When a WordPress website breaks, most people panic.
In my experience, panic makes things worse.
Over the years, while working with client websites, I’ve learned that almost every WordPress issue can be debugged calmly if you follow a clear process.
This is the exact step-by-step method I use when a website is broken, slow, or behaving strangely.
Step 1: I don’t touch anything immediately
The first thing I do is not change anything.
Before fixing, I try to understand:
- What exactly is broken?
- When did it start?
- What was the last change made?
Many times, the issue started after:
- a plugin update
- a theme update
- a new plugin installation
- server or PHP version change
Step 2: I check if the site is completely down or partially broken
I check:
- Is the frontend broken?
- Is the admin dashboard accessible?
- Is it a white screen or just one page issue?
This helps me decide:
- Is this a fatal error
- or a specific feature issue
This step saves a lot of time later.
Step 3: I enable debugging (if needed)
If the issue is not clear, I enable WordPress debugging.
I look for:
- PHP errors
- missing files
- deprecated functions
I don’t keep debug mode enabled forever —
only long enough to understand the issue.

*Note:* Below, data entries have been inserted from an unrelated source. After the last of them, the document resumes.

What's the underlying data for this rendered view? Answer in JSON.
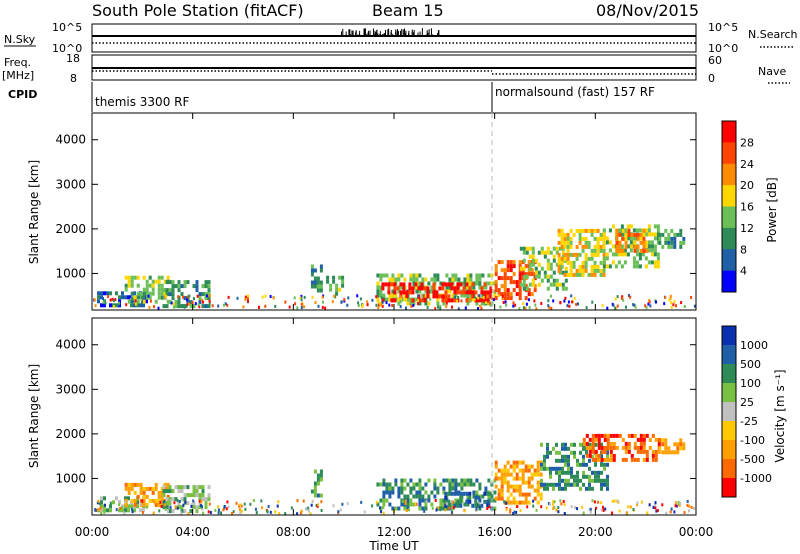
{
  "header": {
    "station": "South Pole Station (fitACF)",
    "beam": "Beam 15",
    "date": "08/Nov/2015"
  },
  "strip_labels": {
    "nsky": "N.Sky",
    "nsky_ticks": [
      "10^5",
      "10^0"
    ],
    "nsearch": "N.Search",
    "nsearch_ticks": [
      "10^5",
      "10^0"
    ],
    "freq_top": "Freq.",
    "freq_unit": "[MHz]",
    "freq_ticks": [
      "18",
      "8"
    ],
    "nave": "Nave",
    "nave_ticks": [
      "60",
      "0"
    ],
    "cpid": "CPID"
  },
  "cpid_segments": [
    {
      "label": "themis 3300 RF",
      "start_hour": 0
    },
    {
      "label": "normalsound (fast) 157 RF",
      "start_hour": 16
    }
  ],
  "x_axis": {
    "label": "Time UT",
    "ticks": [
      "00:00",
      "04:00",
      "08:00",
      "12:00",
      "16:00",
      "20:00",
      "00:00"
    ],
    "range_hours": [
      0,
      24
    ]
  },
  "colors": {
    "power": [
      "#0000ff",
      "#1f5fa8",
      "#2e8b57",
      "#6bbf59",
      "#ffd700",
      "#ff8c00",
      "#ff4500",
      "#ff0000"
    ],
    "velocity": [
      "#ff0000",
      "#ff6a00",
      "#ff9f00",
      "#ffc800",
      "#c0c0c0",
      "#7ac143",
      "#2e8b57",
      "#1f5fa8",
      "#0a2fb0"
    ]
  },
  "chart_data": [
    {
      "type": "heatmap",
      "name": "power",
      "ylabel": "Slant Range [km]",
      "yticks": [
        1000,
        2000,
        3000,
        4000
      ],
      "ylim": [
        180,
        4600
      ],
      "xlim": [
        0,
        24
      ],
      "colorbar": {
        "label": "Power [dB]",
        "ticks": [
          "28",
          "24",
          "20",
          "16",
          "12",
          "8",
          "4"
        ]
      },
      "regions": [
        {
          "t": [
            0.2,
            2.2
          ],
          "r": [
            250,
            600
          ],
          "level": 1
        },
        {
          "t": [
            1.3,
            3.0
          ],
          "r": [
            400,
            950
          ],
          "level": 3
        },
        {
          "t": [
            2.8,
            4.6
          ],
          "r": [
            300,
            850
          ],
          "level": 2
        },
        {
          "t": [
            8.7,
            9.1
          ],
          "r": [
            600,
            1200
          ],
          "level": 2
        },
        {
          "t": [
            9.3,
            9.9
          ],
          "r": [
            550,
            950
          ],
          "level": 3
        },
        {
          "t": [
            11.3,
            16.0
          ],
          "r": [
            300,
            1000
          ],
          "level": 3
        },
        {
          "t": [
            11.5,
            15.9
          ],
          "r": [
            380,
            800
          ],
          "level": 7
        },
        {
          "t": [
            16.0,
            17.6
          ],
          "r": [
            450,
            1300
          ],
          "level": 6
        },
        {
          "t": [
            17.0,
            18.8
          ],
          "r": [
            700,
            1600
          ],
          "level": 3
        },
        {
          "t": [
            18.5,
            20.3
          ],
          "r": [
            1000,
            2000
          ],
          "level": 4
        },
        {
          "t": [
            20.3,
            22.5
          ],
          "r": [
            1200,
            2100
          ],
          "level": 3
        },
        {
          "t": [
            20.8,
            22.0
          ],
          "r": [
            1500,
            2000
          ],
          "level": 5
        },
        {
          "t": [
            22.5,
            23.5
          ],
          "r": [
            1600,
            2000
          ],
          "level": 2
        }
      ]
    },
    {
      "type": "heatmap",
      "name": "velocity",
      "ylabel": "Slant Range [km]",
      "yticks": [
        1000,
        2000,
        3000,
        4000
      ],
      "ylim": [
        180,
        4600
      ],
      "xlim": [
        0,
        24
      ],
      "colorbar": {
        "label": "Velocity [m s⁻¹]",
        "ticks": [
          "1000",
          "500",
          "100",
          "25",
          "-25",
          "-100",
          "-500",
          "-1000"
        ]
      },
      "regions": [
        {
          "t": [
            0.2,
            2.2
          ],
          "r": [
            250,
            600
          ],
          "level": 5
        },
        {
          "t": [
            1.3,
            3.0
          ],
          "r": [
            400,
            900
          ],
          "level": 2
        },
        {
          "t": [
            2.8,
            4.6
          ],
          "r": [
            300,
            850
          ],
          "level": 5
        },
        {
          "t": [
            8.7,
            9.1
          ],
          "r": [
            600,
            1200
          ],
          "level": 6
        },
        {
          "t": [
            11.3,
            16.0
          ],
          "r": [
            300,
            1000
          ],
          "level": 6
        },
        {
          "t": [
            14.0,
            15.8
          ],
          "r": [
            400,
            700
          ],
          "level": 7
        },
        {
          "t": [
            16.0,
            17.8
          ],
          "r": [
            450,
            1400
          ],
          "level": 2
        },
        {
          "t": [
            17.8,
            20.5
          ],
          "r": [
            800,
            1800
          ],
          "level": 6
        },
        {
          "t": [
            19.5,
            22.5
          ],
          "r": [
            1400,
            2000
          ],
          "level": 1
        },
        {
          "t": [
            22.5,
            23.5
          ],
          "r": [
            1600,
            1900
          ],
          "level": 2
        }
      ]
    }
  ]
}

Step 4: I disable plugins one by one (very important)
Most WordPress issues come from plugins.
So I:
- Disable all plugins
- Check if the issue is gone
- Enable plugins one by one
This helps me clearly identify:
- which plugin is causing the problem
I never guess.
I always confirm.

Step 5: I switch to a default theme (temporarily)
If disabling plugins doesn’t fix the issue,
I switch to a default WordPress theme like:
- Twenty Twenty-Four
- Twenty Twenty-Three
If the issue disappears after this,
then I know the problem is theme-related.
After testing, I switch back to the original theme.

Step 6: I check recent changes (CSS, settings, updates)
I carefully check:
- Custom CSS
- Recent plugin updates
- Recent theme updates
- Any new code added
This is important because:
- even small CSS changes can break layouts
- even small settings changes can affect behavior
This is also why I later built an admin change-tracking plugin for myself.
Step 7: I check hosting and server environment
Sometimes the problem is not WordPress itself.
I check:
- PHP version
- memory limits
- file permissions
- hosting error logs
Many issues happen after:
- PHP upgrades
- server migrations
- hosting changes

Step 8: I fix the root cause — not the symptom
I don’t apply quick hacks.
Once I find the actual cause, I:
- update or replace the problematic plugin
- fix compatibility issues
- roll back unsafe updates
- explain the issue clearly to the client
This avoids the same problem happening again.
Step 9: test everything calmly
After fixing, I test:
- frontend pages
- admin dashboard
- forms
- checkout (if applicable)
- performance basics
I don’t assume the fix worked — I verify.
Final thoughts
Most WordPress issues are not complex.
They only look complex when we rush.
A calm, step-by-step approach:
- saves time
- avoids mistakes
- builds trust
This process has helped me fix hundreds of WordPress issues across different types of websites.